Defining Python class methods in C

Alex Martelli aleax at aleax.it
Mon Mar 24 06:00:45 EST 2003


Bryan wrote:
   ...
>> >  i take it from
>> >john's posting, that classes are uses to be compatible with older
>> >versions of python.
>> 
>> I don't know where you got that idea, or even what you mean by that.
>> In fact there are two kinds of classes, classic and new. See this:
>> 
>> http://www.python.org/doc/2.2.1/whatsnew/
>> 
>> Cheers,
>> John
> 
> hmmm... i don't know where i got that idea either... sorry about that.

Perhaps something I said (maybe in email with Bryan rather than in a post)
has something to do with this idea.  What I wanted to say (but may have
been too concise/hasty in expressing) is: if you need your extension to
work with Python 2.1, and you also need certain features such as letting
Python code inherit from the "kind" of objects that your extension
supplies, then that is one motivation to go to the trouble of having
your extension supply, as the "kind", a CLASS rather than a TYPE.  That
would be a "classic class", as there are no other categories of classes
in Python 2.1 and earlier.

Unless you specifically need 2.1 compatibility, having your extension
supply a type is, I believe, generally simpler and more effective.  In
Python 2.2 and later, Python code can inherit from your type (if you
design your type for that purpose), and other marginal issues such as
introspection, that might require you to code a [classic] class instead
of a type in your C-coded extensions for 2.1, are also ameliorated.


>  i know the difference between classic and new classes on the python
> side.  i'm just not clear from the c side.  are c types equivalent to
> python classic classes and c classes equivalent to python new classes?

Of course not, and it's easy to check this -- just see what type(X)
has to say when X is a classic class (whether implemented from C or
from Python), a new-style class implemented in Python, a type object
implemented in C.

>  anyways, the type was definitely the functionality that i wanted... c

Good, I did suspect that was the case, and mentioned this repeatedly.

> setting of the type object with encapsulated data, sending it to
> python which callsback with methods executing in c that can retrieve
> the data stored in self.  it was interesting that with types, my self
> variable has the correct value.  but when i was using the class style,
> self was always NULL and the first value of args was the type.  seems

The type rather than an instance thereof?  That's weird -- I think
you most likely may have mis-observed or misunderstood.

> bizarre to me.  i hope one day someone will write an entire book on
> the python c api just like there are several books on java's JNI.

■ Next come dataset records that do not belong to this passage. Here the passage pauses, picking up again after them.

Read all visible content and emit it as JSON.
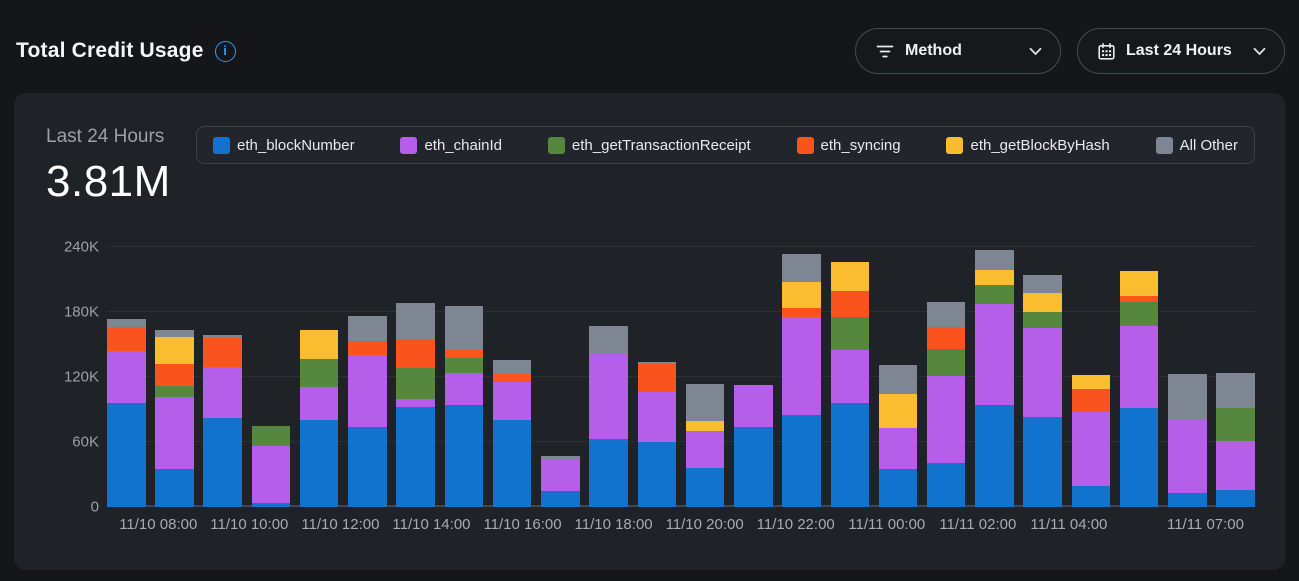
{
  "header": {
    "title": "Total Credit Usage",
    "method_dropdown": {
      "label": "Method"
    },
    "time_dropdown": {
      "label": "Last 24 Hours"
    }
  },
  "stats": {
    "period_label": "Last 24 Hours",
    "total_value": "3.81M"
  },
  "icons": {
    "info": "info-icon",
    "info_glyph": "i",
    "filter": "filter-icon",
    "calendar": "calendar-icon",
    "chevron": "chevron-down-icon"
  },
  "colors": {
    "page_bg": "#141619",
    "card_bg": "#1f2227",
    "accent_blue": "#2d9cf4",
    "axis_text": "#9aa1a8"
  },
  "chart_data": {
    "type": "stacked-bar",
    "values_unit": "thousands of credits (K)",
    "title": "Total Credit Usage — Last 24 Hours",
    "ylim": [
      0,
      240
    ],
    "grid": "horizontal",
    "legend_position": "top",
    "yticks": [
      {
        "label": "0",
        "value": 0
      },
      {
        "label": "60K",
        "value": 60
      },
      {
        "label": "120K",
        "value": 120
      },
      {
        "label": "180K",
        "value": 180
      },
      {
        "label": "240K",
        "value": 240
      }
    ],
    "x_tick_labels": [
      "11/10 08:00",
      "",
      "11/10 10:00",
      "",
      "11/10 12:00",
      "",
      "11/10 14:00",
      "",
      "11/10 16:00",
      "",
      "11/10 18:00",
      "",
      "11/10 20:00",
      "",
      "11/10 22:00",
      "",
      "11/11 00:00",
      "",
      "11/11 02:00",
      "",
      "11/11 04:00",
      "",
      "",
      "11/11 07:00"
    ],
    "series": [
      {
        "name": "eth_blockNumber",
        "color": "#1173cd",
        "values": [
          96,
          35,
          82,
          4,
          80,
          74,
          92,
          94,
          80,
          15,
          63,
          60,
          36,
          74,
          85,
          96,
          35,
          41,
          94,
          83,
          19,
          91,
          13,
          16
        ]
      },
      {
        "name": "eth_chainId",
        "color": "#b45eea",
        "values": [
          48,
          67,
          47,
          52,
          31,
          66,
          8,
          30,
          35,
          29,
          78,
          46,
          34,
          39,
          90,
          49,
          38,
          80,
          93,
          82,
          69,
          76,
          68,
          45
        ]
      },
      {
        "name": "eth_getTransactionReceipt",
        "color": "#55883e",
        "values": [
          0,
          10,
          0,
          19,
          26,
          0,
          28,
          14,
          0,
          0,
          0,
          0,
          0,
          0,
          0,
          30,
          0,
          25,
          18,
          15,
          0,
          22,
          0,
          30
        ]
      },
      {
        "name": "eth_syncing",
        "color": "#fb531e",
        "values": [
          22,
          20,
          27,
          0,
          0,
          13,
          27,
          7,
          8,
          0,
          0,
          26,
          0,
          0,
          9,
          24,
          0,
          20,
          0,
          0,
          21,
          6,
          0,
          0
        ]
      },
      {
        "name": "eth_getBlockByHash",
        "color": "#f9bd2f",
        "values": [
          0,
          25,
          0,
          0,
          26,
          0,
          0,
          0,
          0,
          0,
          0,
          0,
          9,
          0,
          24,
          27,
          31,
          0,
          14,
          18,
          13,
          23,
          0,
          0
        ]
      },
      {
        "name": "All Other",
        "color": "#7e8694",
        "values": [
          8,
          6,
          3,
          0,
          0,
          23,
          33,
          41,
          13,
          3,
          26,
          2,
          35,
          0,
          26,
          0,
          27,
          23,
          18,
          16,
          0,
          0,
          42,
          33
        ]
      }
    ]
  }
}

I've toyed with that idea, though I think such a book should also
cover SWIG, Boost and Pyrex at the very least -- each of them, under
certain conditions, being a preferable way to extend Python rather
than using the bare C API.  But anyway, I think that, what with the
diminishing-with-time importance of compatibility with Python versions
earlier than 2.2, it would probably not make much sense for such a
hypothetical book to delve into coverage of exoterica such as the
implementation of classic classes (rather than types) in C code.